The Peking House Chinese restaurant stood in a shopping parade alongside a newsagent, washeteria, ladies’ hairdressers, pet shop, a corner minimarket, with its windows obscured by Day-Glo posters advertising cut-price everything, and a pub called the Merry Monk, which enjoyed a reputation for civil disorder of Wild West proportions.
Humph parked outside – right outside, with Dryden’s passenger door aligned exactly with the restaurant’s plate glass entrance. Humph was a symphony in time and motion – other people’s.
Dryden didn’t even ask if Humph was coming in. He turned to his friend. ‘It’s rude you know – sitting outside. He’s a friend of yours too.’
Humph pressed the tape-deck button and the silky voice asked him what the weather was like in Barcelona. Humph told the silky voice.
Sia Yew, proprietor of the Peking, was a one-time Hong Kong short-order chef.
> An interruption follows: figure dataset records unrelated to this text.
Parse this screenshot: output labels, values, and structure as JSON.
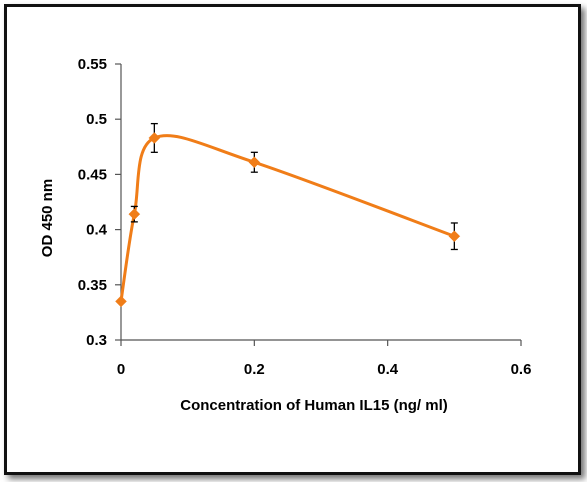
{
  "chart_data": {
    "type": "line",
    "title": "",
    "xlabel": "Concentration of Human IL15 (ng/ ml)",
    "ylabel": "OD 450 nm",
    "xlim": [
      0,
      0.6
    ],
    "ylim": [
      0.3,
      0.55
    ],
    "xticks": [
      0,
      0.2,
      0.4,
      0.6
    ],
    "xtick_labels": [
      "0",
      "0.2",
      "0.4",
      "0.6"
    ],
    "yticks": [
      0.3,
      0.35,
      0.4,
      0.45,
      0.5,
      0.55
    ],
    "ytick_labels": [
      "0.3",
      "0.35",
      "0.4",
      "0.45",
      "0.5",
      "0.55"
    ],
    "grid": false,
    "legend": "none",
    "line_style": "smoothed",
    "color": "#F07D18",
    "series": [
      {
        "x": [
          0,
          0.02,
          0.05,
          0.2,
          0.5
        ],
        "y": [
          0.335,
          0.414,
          0.483,
          0.461,
          0.394
        ],
        "error": [
          0,
          0.007,
          0.013,
          0.009,
          0.012
        ]
      }
    ]
  }
}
He’d spent the last five years of colonial rule in the kitchens of the officers’ mess – Royal Artillery. He emigrated to the UK equipped with a letter of recommendation from the governor general and a perfectly modulated upper-middle-class English accent. He had adapted this into pidgin English to meet the prejudices of his new clientele.
Dryden took his usual table by the window – an honour he had never been denied largely due to lack of demand. He folded his legs beneath the plastic bucket seat and began to fiddle with the toothpicks. Gary, summoned to the free meal by mobile, fingered his spots and the plastic menu card.
‘Yο, people,’ said Sia. He had two teenage sons and enjoyed picking up the latest slang. He swung a blood-stained cleaver with one hand while the other held a cordless white telephone. The high-pitched tin voice of a hungry customer could just be heard.